PIENAMENTE Sé – sera che sera non è
Sono soltanto un uomo – ho dunque bisogno di visibili segni,
mi stanco presto costruendo scale di astrazioni.
Pregavo talvolta (Tu lo sai) che in chiesa un’immagine dipinta
sollevasse per me la mano – una, un’unica volta.
Ma lo capisco, i segni possono essere solamente umani.
Desta allora un uomo, in un posto qualunque della terra,
(non me: almeno so cos’è il decoro)
e permetti che – guardandolo – io Ti possa ammirare.
(Czesław Miłosz – Veni creator)
Oh! Tommaso, tu non l’avresti mai immaginato; sei il più moderno dei suoi! Loro furono presenti, “la sera di quel giorno” (Gv 20,19a). Tu “non eri con loro” (Gv 20,24). Sei il primo assente storico al fatto.
Anche noi siamo assenti a quel giorno; con te assenti all’evento. “Venne Gesù” (Gv 20,19b) quella sera; sera che è giorno nuovo, di un giorno reso nuovo. Sera di Pasqua, del tutto compiuto.
Gli altri sono chiusi dentro a “quel luogo per timore” (Gv 20,19a); tu non c’eri. Gli altri hanno paura di un annuncio che vola per bocca di donna, di un sepolcro trovato vuoto. Tu, probabilmente, no.
Anche io, con te, non ero presente alla Sua ostensione di “mani e fianco” (Gv 20,20a). Il Risorto mantiene nella carne i segni, visibili, a provare il fatto della Sua Passione. In Lui “abita corporalmente tutta la pienezza della divinità” (Col 2,9); un Corpo glorioso ora, vittorioso sulla morte. I buchi materiali di un corpo lacerato rimangono, a dire che non si tratta di un altro; sono prova eterna di un Amore senza fine.
Segni indelebili di ciò che è avvenuto; occorre partire sempre da quei segni. Sono segni di “vita e di perdono da tutte le colpe” (Col 2,13); buchi che attestano che “il documento scritto contro di noi lo ha tolto di mezzo inchiodandolo alla croce” (Col 2,14). Non verranno mai colmati e rimarranno memoriale di un Sacrificio a noi conveniente. A perenne memoria: “che voi avete crocifisso” (At 4,10). Per noi.
Nel Cenacolo il Risorto li mostra; dice che è Lui, e noi “partecipiamo della pienezza di lui” (Col 2,10a). Siamo resi partecipi al Suo consorzio divino. Invitati al Suo costato.

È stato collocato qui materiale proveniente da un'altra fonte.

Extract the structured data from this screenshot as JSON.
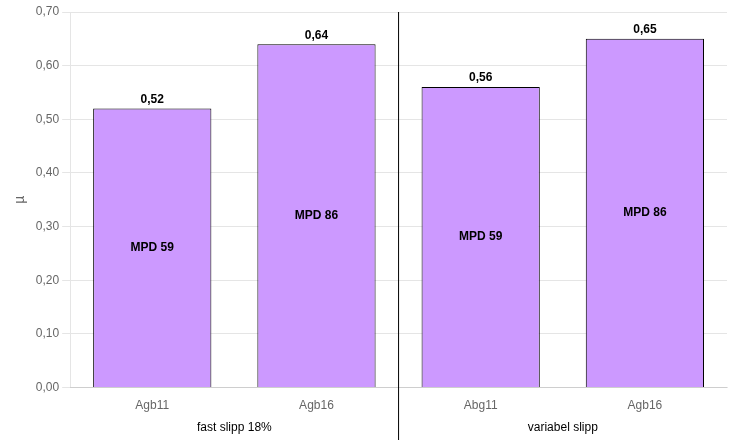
{
  "chart_data": {
    "type": "bar",
    "categories": [
      "Agb11",
      "Agb16",
      "Abg11",
      "Agb16"
    ],
    "values": [
      0.52,
      0.64,
      0.56,
      0.65
    ],
    "value_labels": [
      "0,52",
      "0,64",
      "0,56",
      "0,65"
    ],
    "data_labels": true,
    "bar_labels": [
      "MPD 59",
      "MPD 86",
      "MPD 59",
      "MPD 86"
    ],
    "groups": [
      {
        "label": "fast slipp 18%",
        "count": 2
      },
      {
        "label": "variabel slipp",
        "count": 2
      }
    ],
    "color": "#cc99ff",
    "ylabel": "µ",
    "ylim": [
      0.0,
      0.7
    ],
    "yticks": [
      {
        "value": 0.0,
        "label": "0,00"
      },
      {
        "value": 0.1,
        "label": "0,10"
      },
      {
        "value": 0.2,
        "label": "0,20"
      },
      {
        "value": 0.3,
        "label": "0,30"
      },
      {
        "value": 0.4,
        "label": "0,40"
      },
      {
        "value": 0.5,
        "label": "0,50"
      },
      {
        "value": 0.6,
        "label": "0,60"
      },
      {
        "value": 0.7,
        "label": "0,70"
      }
    ],
    "grid": true
  }
}
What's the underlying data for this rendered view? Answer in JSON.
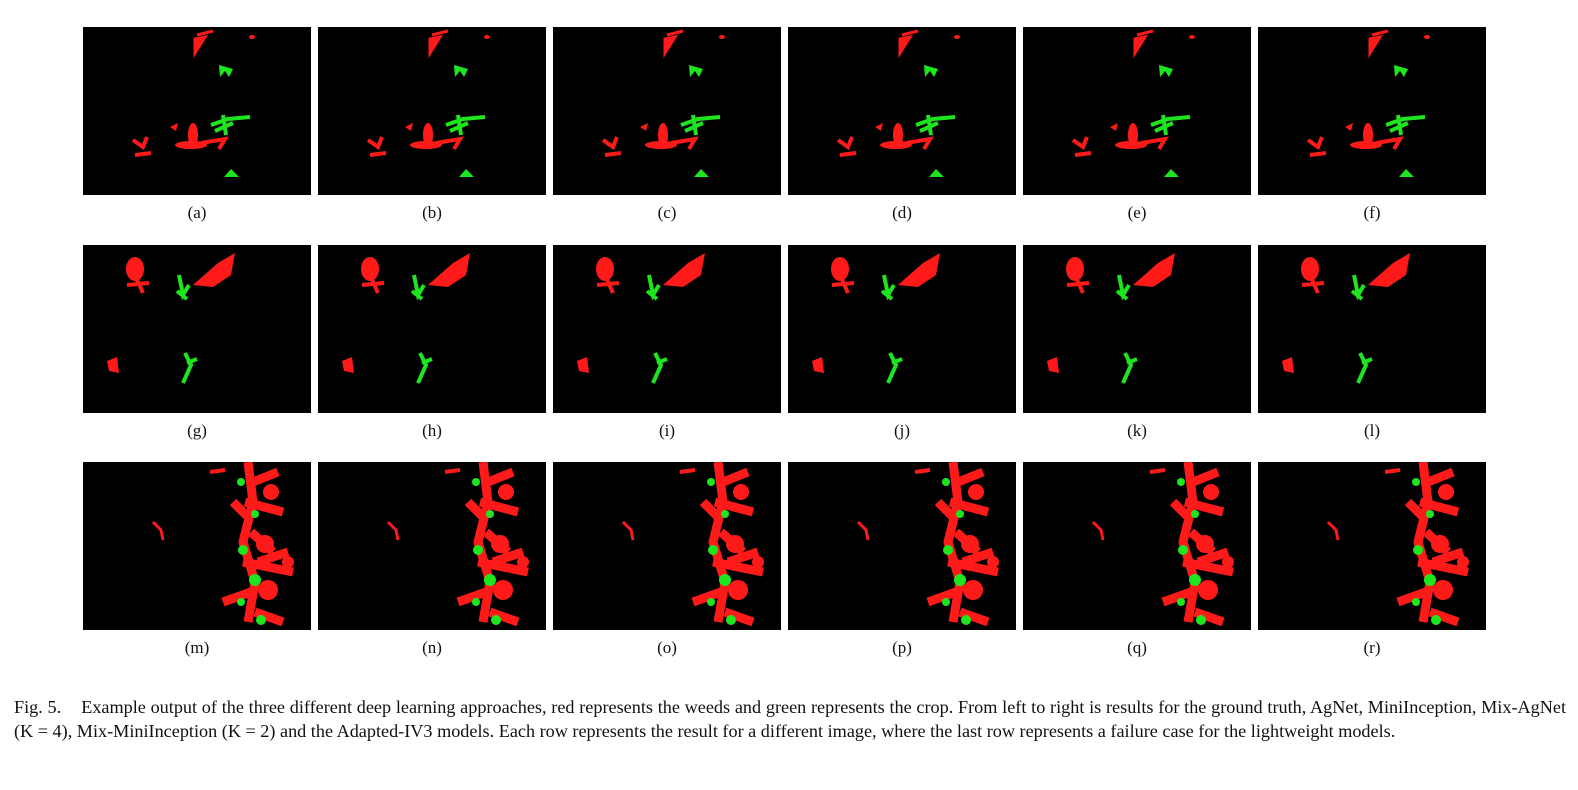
{
  "figure": {
    "colors": {
      "weed": "#ff1a1a",
      "crop": "#1ee61e",
      "background": "#000000"
    },
    "rows": [
      {
        "labels": [
          "(a)",
          "(b)",
          "(c)",
          "(d)",
          "(e)",
          "(f)"
        ]
      },
      {
        "labels": [
          "(g)",
          "(h)",
          "(i)",
          "(j)",
          "(k)",
          "(l)"
        ]
      },
      {
        "labels": [
          "(m)",
          "(n)",
          "(o)",
          "(p)",
          "(q)",
          "(r)"
        ]
      }
    ],
    "caption": {
      "number": "Fig. 5.",
      "text": "Example output of the three different deep learning approaches, red represents the weeds and green represents the crop. From left to right is results for the ground truth, AgNet, MiniInception, Mix-AgNet (K = 4), Mix-MiniInception (K = 2) and the Adapted-IV3 models. Each row represents the result for a different image, where the last row represents a failure case for the lightweight models."
    }
  }
}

Tu, Tommaso, non vedesti, non credesti alla parola dei tuoi fratelli. Tu divieni partecipe della mia condizione di non uditore, di non presente. Vuoi vedere; voglio vedere. Divieni, tu, orante di un desiderio che abbiamo nel cuore.
Egli lo sa; a te si ripresenta “otto giorno dopo” (Gv 20,26a). Sfida la tua sfida; accorre alla tua mancanza. “Metti qui il tuo dito e guarda le mie mani; tendi la tua mano e mettila nel mio fianco; e non essere incredulo, ma credente!” (Gv 20,27). Tu, però, non tocchi.
Non tocchi perché ora comprendi, capisci. Ora ci credi, divieni fratello nostro. Comprendi che adesso la relazione con Lui muta; non è più quella tumultuosa dei tre anni passati. Ora è pienamente Sé; una Presenza non più visibile ma non per questo meno vera, meno presente a me. Supera così il limite di tempo e spazio; diviene implicito ad un noi universale.
Eppure, Tommaso, sei il primo tra i credenti, non l’ultimo. Divieni antesignano di tutti coloro che “non hanno visto e hanno creduto!” (Gv 20,29b).
Nel Cenacolo tutto si compie, fino al dono dello “Spirito Santo” (Gv 20,22) che è compiutezza di Pasqua. La liturgia ci farà vivere l’attesa ultima: Pentecoste. Il tempo, dopo “la sera di quel giorno” (Gv 20,19a), diviene pentecostale; in quel tempo noi ci troviamo. I giorni dopo quella Pasqua, sono i giorni dello Spirito; piena definitività della Sua Presenza. Giorni che non tramontano; Giorno di giorni.
Il Cenacolo diviene centro affettivo dei suoi; avvio di missione e suo termine; sempre ritornano “dai loro fratelli” (At 4,23a). E’ casa loro, palestra di preghiera, di affetti, di cuori condivisi, di vite coinvolte in un Altro. Luogo della perenne novità di Pentecoste. Qui si dà nel Pane; qui si dà nello Spirito.
Da quella sera è concessa “franchezza” (At 4,13a) che lascia “stupiti” (At 4,13b); forza non di uomo che ci fa dire: “noi non possiamo tacere quello che abbiamo visto e ascoltato” (At 4,20).